Она уже высоко взобралась на Койти, когда я наконец догнал ее и стал целовать. Задыхаясь, держась друг за друга, мы немножко посмеялись и тихонько пошли дальше рука об руку.
— Вот я и отвела душу, — сказала она. — Он только и знает, что ссылаться на Бога, но вовсе он никакой не христианин.
— Ну, не так уж он плох, — сказал я.
— Да, он не плох, он черен, как грех. Сначала каплет елеем, восхваляет молельню, поносит церковь, а потом, ссылаясь на Библию, требует убийств и крови, да так, что сам дьявол пустится в пляс. Йестин, я боюсь!

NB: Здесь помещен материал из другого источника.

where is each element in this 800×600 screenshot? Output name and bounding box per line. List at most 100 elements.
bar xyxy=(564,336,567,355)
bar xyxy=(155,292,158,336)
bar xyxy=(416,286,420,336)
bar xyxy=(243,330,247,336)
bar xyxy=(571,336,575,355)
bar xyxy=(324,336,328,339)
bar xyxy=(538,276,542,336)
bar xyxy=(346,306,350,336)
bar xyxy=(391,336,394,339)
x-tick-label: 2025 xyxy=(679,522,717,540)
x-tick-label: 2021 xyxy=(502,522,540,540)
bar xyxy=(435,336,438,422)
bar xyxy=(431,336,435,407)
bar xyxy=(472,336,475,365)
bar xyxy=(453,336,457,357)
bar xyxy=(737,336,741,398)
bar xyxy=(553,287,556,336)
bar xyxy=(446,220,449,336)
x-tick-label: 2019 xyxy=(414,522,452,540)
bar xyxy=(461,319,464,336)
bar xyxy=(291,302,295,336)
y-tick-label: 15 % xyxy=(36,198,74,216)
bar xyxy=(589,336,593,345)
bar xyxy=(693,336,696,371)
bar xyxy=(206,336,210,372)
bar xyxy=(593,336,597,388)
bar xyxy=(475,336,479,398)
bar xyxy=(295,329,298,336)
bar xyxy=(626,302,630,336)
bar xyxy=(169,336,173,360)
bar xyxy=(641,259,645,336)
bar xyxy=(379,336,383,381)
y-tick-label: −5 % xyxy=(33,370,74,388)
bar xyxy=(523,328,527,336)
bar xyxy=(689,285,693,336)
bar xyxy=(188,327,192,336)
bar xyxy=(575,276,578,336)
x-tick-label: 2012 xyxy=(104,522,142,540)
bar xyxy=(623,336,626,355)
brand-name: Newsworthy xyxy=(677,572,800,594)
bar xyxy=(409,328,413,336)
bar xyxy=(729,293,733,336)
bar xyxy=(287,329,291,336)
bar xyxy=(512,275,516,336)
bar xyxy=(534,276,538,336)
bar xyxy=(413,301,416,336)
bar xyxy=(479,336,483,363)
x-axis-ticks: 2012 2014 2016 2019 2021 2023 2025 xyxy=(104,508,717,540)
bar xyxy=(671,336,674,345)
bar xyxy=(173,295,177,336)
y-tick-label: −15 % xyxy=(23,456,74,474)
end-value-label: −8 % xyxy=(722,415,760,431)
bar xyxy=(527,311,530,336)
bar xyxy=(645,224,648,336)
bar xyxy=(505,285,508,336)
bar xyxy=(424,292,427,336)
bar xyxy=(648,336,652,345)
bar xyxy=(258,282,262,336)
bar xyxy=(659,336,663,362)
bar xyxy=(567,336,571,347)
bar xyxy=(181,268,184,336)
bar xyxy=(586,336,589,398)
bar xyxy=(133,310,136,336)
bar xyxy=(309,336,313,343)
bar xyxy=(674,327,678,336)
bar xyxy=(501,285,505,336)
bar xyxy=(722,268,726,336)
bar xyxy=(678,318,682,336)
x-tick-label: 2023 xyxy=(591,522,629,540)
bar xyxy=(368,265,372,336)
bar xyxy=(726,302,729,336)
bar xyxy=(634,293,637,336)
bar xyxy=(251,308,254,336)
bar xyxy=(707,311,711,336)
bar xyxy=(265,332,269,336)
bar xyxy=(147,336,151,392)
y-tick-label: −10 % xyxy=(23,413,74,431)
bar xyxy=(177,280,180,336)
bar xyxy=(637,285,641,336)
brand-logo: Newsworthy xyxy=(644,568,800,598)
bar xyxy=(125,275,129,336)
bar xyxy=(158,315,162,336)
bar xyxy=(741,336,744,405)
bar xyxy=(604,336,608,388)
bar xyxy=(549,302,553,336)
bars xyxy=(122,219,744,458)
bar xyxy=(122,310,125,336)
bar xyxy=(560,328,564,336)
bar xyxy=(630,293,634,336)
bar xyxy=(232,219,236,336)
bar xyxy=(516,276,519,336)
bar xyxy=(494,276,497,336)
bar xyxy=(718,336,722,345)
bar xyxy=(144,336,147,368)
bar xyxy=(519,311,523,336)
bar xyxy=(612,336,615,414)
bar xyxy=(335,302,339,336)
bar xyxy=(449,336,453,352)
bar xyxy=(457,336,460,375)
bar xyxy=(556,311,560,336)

— А ты его не слушай, — сказал я.
— Я-то не буду, — ответила она. — А вот как ты? Теперь все старики твердят молодым одно: надо готовиться к битве; но когда придут солдаты, они все попрячутся. Что будет с нами, Йестин, если ты пойдешь за чартистами? Останься со мной, милый. А этим пусть занимаются старики.
— К дьяволу чартистов! — сказал я. — Неужто ты заманила меня сюда, чтобы разговаривать о политике?
Многие годы здесь скапливались сухие осенние листья — мягче этой постели не знал ни один человек. Дыхание Мари было теплым и нежным, и за ее щекой я видел синий склон, уходящий вниз, к красным огням Гарна. Вокруг нас струился ветер, бренчал на ветках, как на струнах арф, тихонько шелестел в траве. Мари опустилась на землю у моих ног, и в горле у меня пересохло, по телу пробежала дрожь, как бывало весной. Такой красивой и хрупкой казалась она, и красота ее была частью ночного мрака. Встав на колени, я поцеловал Мари и расстегнул пуговицы у ее горла; она отвернулась, и сердце ее под моей рукой билось часто и сильно.
— Что за глупости, — шепнула она, — ведь дома у нас есть крепкая кровать и простыни.
— Но нет красоты, Мари. Хочешь — здесь?
Она впилась мне в губы и привлекла к себе. Она обнимала меня все крепче и сильнее, и ее дыхание прерывалось и затихало под моими поцелуями.